CFAM Graduate Student Presents Research
It’s one thing to discuss academic concepts in the classroom. It’s a whole other experience to take that knowledge, form a hypothesis, research it — and present it in front of your peers, faculty and complete strangers.
For some UNO students, that experience is part of a course assignment. For others, it’s a required part of earning a degree.
MaryLee Moulton understands the benefit of preparing her research to share in a formal presentation. The School of Communication graduate student is among hundreds who have taken part in UNO’s Student Research and Creative Activity Fair.
The event features posters, oral presentations and demonstrations by UNO undergraduate, graduate and doctoral students, and post-doctoral fellows. Judges represent industry, nonprofits and the University of Nebraska system. In 2014, the sixth year for the fair, a record 203 students participated.

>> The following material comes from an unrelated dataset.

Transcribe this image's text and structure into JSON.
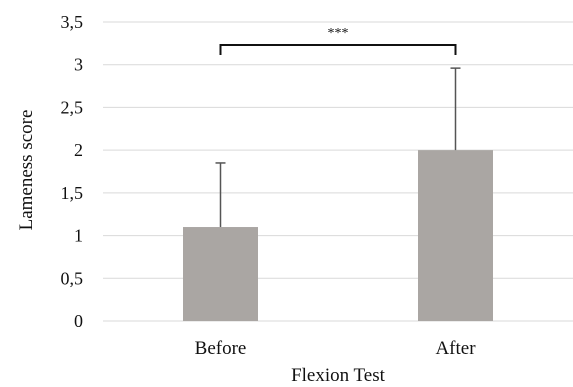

Moulton prepared a paper she originally wrote for her Rhetorical Theory and Criticism class. Over about six months, she worked with her professor and fellow students to finesse the work into a presentation.

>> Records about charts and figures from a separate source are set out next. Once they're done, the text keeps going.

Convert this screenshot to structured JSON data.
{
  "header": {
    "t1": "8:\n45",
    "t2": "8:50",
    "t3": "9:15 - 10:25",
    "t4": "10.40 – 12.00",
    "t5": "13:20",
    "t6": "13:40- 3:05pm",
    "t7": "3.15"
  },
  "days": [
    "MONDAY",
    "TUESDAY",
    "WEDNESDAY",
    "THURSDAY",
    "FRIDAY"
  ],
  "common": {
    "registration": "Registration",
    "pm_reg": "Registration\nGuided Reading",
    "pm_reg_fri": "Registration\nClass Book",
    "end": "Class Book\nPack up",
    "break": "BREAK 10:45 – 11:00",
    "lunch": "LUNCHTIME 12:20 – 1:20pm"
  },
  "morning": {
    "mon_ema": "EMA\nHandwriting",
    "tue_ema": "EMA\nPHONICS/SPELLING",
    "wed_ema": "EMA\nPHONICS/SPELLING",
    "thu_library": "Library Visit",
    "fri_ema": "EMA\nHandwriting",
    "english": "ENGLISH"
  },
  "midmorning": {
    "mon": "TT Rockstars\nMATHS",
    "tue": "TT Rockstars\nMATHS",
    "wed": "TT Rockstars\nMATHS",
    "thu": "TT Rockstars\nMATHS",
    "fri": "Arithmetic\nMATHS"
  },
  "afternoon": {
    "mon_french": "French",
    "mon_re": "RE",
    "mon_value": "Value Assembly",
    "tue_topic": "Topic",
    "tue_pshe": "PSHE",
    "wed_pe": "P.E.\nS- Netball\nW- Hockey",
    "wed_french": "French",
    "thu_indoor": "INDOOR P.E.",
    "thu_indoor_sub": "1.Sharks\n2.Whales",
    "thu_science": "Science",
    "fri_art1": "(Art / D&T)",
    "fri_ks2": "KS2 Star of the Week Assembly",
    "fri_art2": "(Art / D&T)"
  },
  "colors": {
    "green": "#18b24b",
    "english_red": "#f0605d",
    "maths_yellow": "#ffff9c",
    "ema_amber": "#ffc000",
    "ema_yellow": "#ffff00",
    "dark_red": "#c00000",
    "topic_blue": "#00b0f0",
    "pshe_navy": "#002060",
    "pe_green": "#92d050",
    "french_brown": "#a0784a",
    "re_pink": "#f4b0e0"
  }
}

“It’s an interesting process,” she says, “because it really drives home the idea that when you write a paper for class, that’s not the end. There will be other rewrites and changes to make the paper stronger.”
Moulton’s paper, “Power Play: The Rhetoric of the NRA After Newtown,” is a rhetorical criticism of ads placed by the National Rifle Association in the wake of the Newtown school shootings.
Her presentation at the Student Research and Creative Activity Fair earned her an Outstanding award in the Graduate Oral Presentation category. It’s the second-highest honor given in her category, a distinction of which Moulton is proud.
She feels the experience of presenting her paper is helping make her advanced studies even more meaningful.
“As a student, you’re in an academic scholarly pursuit and presenting a paper helps you see more broadly the scholarly aspect of getting a graduate degree.”
The experience of presenting will inform what Moulton will choose for her graduate thesis, a topic she’ll start thinking about soon. She’s not yet sure what field she’ll pursue after she graduates next year, but she’s leaning toward social media in the corporate world.